The telomerase ribonucleoprotein (RNP) is required for maintaining telomeres, the specialized nucleoprotein structures that protect eukaryotic chromosome ends from aberrant processing and deleterious end-to-end fusion events. Telomerase catalyzes the processive extension of telomere DNA using a specialized catalytic mechanism that requires a strong functional interdependence of the telomerase RNA, telomerase reverse transcriptase (TERT), and several additional protein subunits. The primary objective of this proposal is to elucidate how conserved structural domains within telomerase RNA and protein subunits coordinate the processes of telomerase RNP assembly and catalysis. To address the substantial challenges associated with structural analysis of telomerase we will study the telomerase complex from the well-established model organism Tetrahymena thermophila, using a multifaceted experimental strategy that combines single molecule biophysical techniques paired with computational, biochemical, and high-resolution structural approaches.

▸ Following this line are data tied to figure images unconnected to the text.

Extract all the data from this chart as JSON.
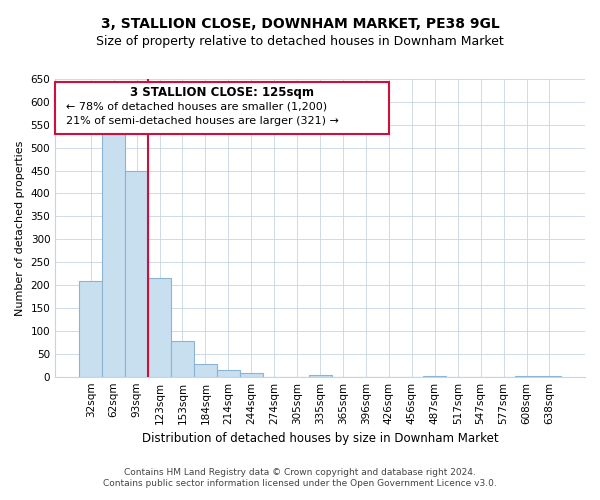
{
  "title": "3, STALLION CLOSE, DOWNHAM MARKET, PE38 9GL",
  "subtitle": "Size of property relative to detached houses in Downham Market",
  "xlabel": "Distribution of detached houses by size in Downham Market",
  "ylabel": "Number of detached properties",
  "bar_labels": [
    "32sqm",
    "62sqm",
    "93sqm",
    "123sqm",
    "153sqm",
    "184sqm",
    "214sqm",
    "244sqm",
    "274sqm",
    "305sqm",
    "335sqm",
    "365sqm",
    "396sqm",
    "426sqm",
    "456sqm",
    "487sqm",
    "517sqm",
    "547sqm",
    "577sqm",
    "608sqm",
    "638sqm"
  ],
  "bar_values": [
    210,
    530,
    450,
    215,
    78,
    28,
    15,
    8,
    0,
    0,
    3,
    0,
    0,
    0,
    0,
    1,
    0,
    0,
    0,
    1,
    1
  ],
  "bar_color": "#c8dff0",
  "bar_edge_color": "#8ab4d4",
  "highlight_bar_index": 3,
  "highlight_bar_color": "#d0103a",
  "vline_x": 2.5,
  "vline_color": "#d0103a",
  "ylim": [
    0,
    650
  ],
  "yticks": [
    0,
    50,
    100,
    150,
    200,
    250,
    300,
    350,
    400,
    450,
    500,
    550,
    600,
    650
  ],
  "annotation_title": "3 STALLION CLOSE: 125sqm",
  "annotation_line1": "← 78% of detached houses are smaller (1,200)",
  "annotation_line2": "21% of semi-detached houses are larger (321) →",
  "annotation_box_color": "#ffffff",
  "annotation_box_edge_color": "#d0103a",
  "grid_color": "#c8d4e0",
  "background_color": "#ffffff",
  "footer_line1": "Contains HM Land Registry data © Crown copyright and database right 2024.",
  "footer_line2": "Contains public sector information licensed under the Open Government Licence v3.0.",
  "title_fontsize": 10,
  "subtitle_fontsize": 9,
  "ylabel_fontsize": 8,
  "xlabel_fontsize": 8.5,
  "tick_fontsize": 7.5,
  "annotation_title_fontsize": 8.5,
  "annotation_text_fontsize": 8,
  "footer_fontsize": 6.5
}
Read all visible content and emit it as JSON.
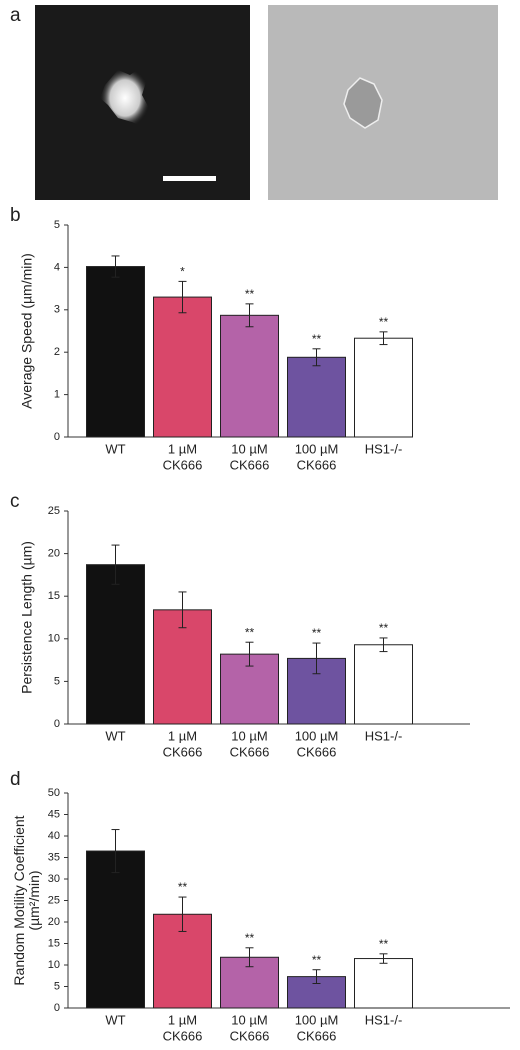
{
  "panel_labels": [
    "a",
    "b",
    "c",
    "d"
  ],
  "chart_data": [
    {
      "type": "bar",
      "ylabel": [
        "Average Speed (µm/min)"
      ],
      "categories": [
        [
          "WT"
        ],
        [
          "1 µM",
          "CK666"
        ],
        [
          "10 µM",
          "CK666"
        ],
        [
          "100 µM",
          "CK666"
        ],
        [
          "HS1-/-"
        ]
      ],
      "values": [
        4.02,
        3.3,
        2.87,
        1.88,
        2.33
      ],
      "errors": [
        0.25,
        0.37,
        0.27,
        0.2,
        0.15
      ],
      "annotations": [
        null,
        "*",
        "**",
        "**",
        "**"
      ],
      "colors": [
        "#111111",
        "#d9476a",
        "#b463a8",
        "#6e53a0",
        "#ffffff"
      ],
      "ylim": [
        0,
        5
      ],
      "yticks": [
        0,
        1,
        2,
        3,
        4,
        5
      ]
    },
    {
      "type": "bar",
      "ylabel": [
        "Persistence Length (µm)"
      ],
      "categories": [
        [
          "WT"
        ],
        [
          "1 µM",
          "CK666"
        ],
        [
          "10 µM",
          "CK666"
        ],
        [
          "100 µM",
          "CK666"
        ],
        [
          "HS1-/-"
        ]
      ],
      "values": [
        18.7,
        13.4,
        8.2,
        7.7,
        9.3
      ],
      "errors": [
        2.3,
        2.1,
        1.4,
        1.8,
        0.8
      ],
      "annotations": [
        null,
        null,
        "**",
        "**",
        "**"
      ],
      "colors": [
        "#111111",
        "#d9476a",
        "#b463a8",
        "#6e53a0",
        "#ffffff"
      ],
      "ylim": [
        0,
        25
      ],
      "yticks": [
        0,
        5,
        10,
        15,
        20,
        25
      ]
    },
    {
      "type": "bar",
      "ylabel": [
        "Random Motility Coefficient",
        "(µm²/min)"
      ],
      "categories": [
        [
          "WT"
        ],
        [
          "1 µM",
          "CK666"
        ],
        [
          "10 µM",
          "CK666"
        ],
        [
          "100 µM",
          "CK666"
        ],
        [
          "HS1-/-"
        ]
      ],
      "values": [
        36.5,
        21.8,
        11.8,
        7.3,
        11.5
      ],
      "errors": [
        5,
        4,
        2.2,
        1.6,
        1.1
      ],
      "annotations": [
        null,
        "**",
        "**",
        "**",
        "**"
      ],
      "colors": [
        "#111111",
        "#d9476a",
        "#b463a8",
        "#6e53a0",
        "#ffffff"
      ],
      "ylim": [
        0,
        50
      ],
      "yticks": [
        0,
        5,
        10,
        15,
        20,
        25,
        30,
        35,
        40,
        45,
        50
      ]
    }
  ]
}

In aim 1, we will use chemical RNA probing and single molecule Forster resonance energy transfer (smFRET) to characterize the telomerase RNA solution structure and dynamics, respectively. Distance constraints that emerge from these experiments will be used to guide RNA structure prediction calculations in collaboration with Nikolai Ulyanov (UCSF).
In aim 2, we will determine the three dimensional organization of conserved RNA and protein domains within the core telomerase RNP using targeted-hydroxyl radical probing, smFRET-based structure measurements, and x-ray crystallography. This work will be conducted in collaboration with Kathleen Collins (UCB) and Harry Noller (UCSC).
In aim 3, we will exploit a novel single molecule telomerase structure-function assay to critically evaluate existing models for telomerase conformational dynamics during processive telomere DNA synthesis. In most cells, a progressive shortening of telomere length with each round of cell division provides a molecular signal for cell aging and regulates entry into permanent cell growth arrest. In contrast, cells possessing a high level of proliferative capacity (i.e. stem cells) maintain telomere length through the enzymatic action of telomerase. Understanding the molecular mechanism and regulation of telomerase is of direct medical significance because telomerase dysfunction contributes to human disease, including premature aging syndromes and the majority of cancers. Thus, telomerase research is motivated by the goal of developing novel approaches for diagnosing and treating telomerase-associated diseases.
Telomerase is an essential enzyme required for maintaining telomeres, the protective capping structures found at chromosome ends. Telomerase defects arise in the majority (~90%) of human cancers and several premature aging syndromes. Thus, efforts to better understand the mechanism and regulation of telomerase are motivated by the goal of developing novel approaches for diagnosing and treating telomerase-associated diseases. To this end, this proposal aims to illuminate the structural properties of telomerase that underlie its unique cellular activity.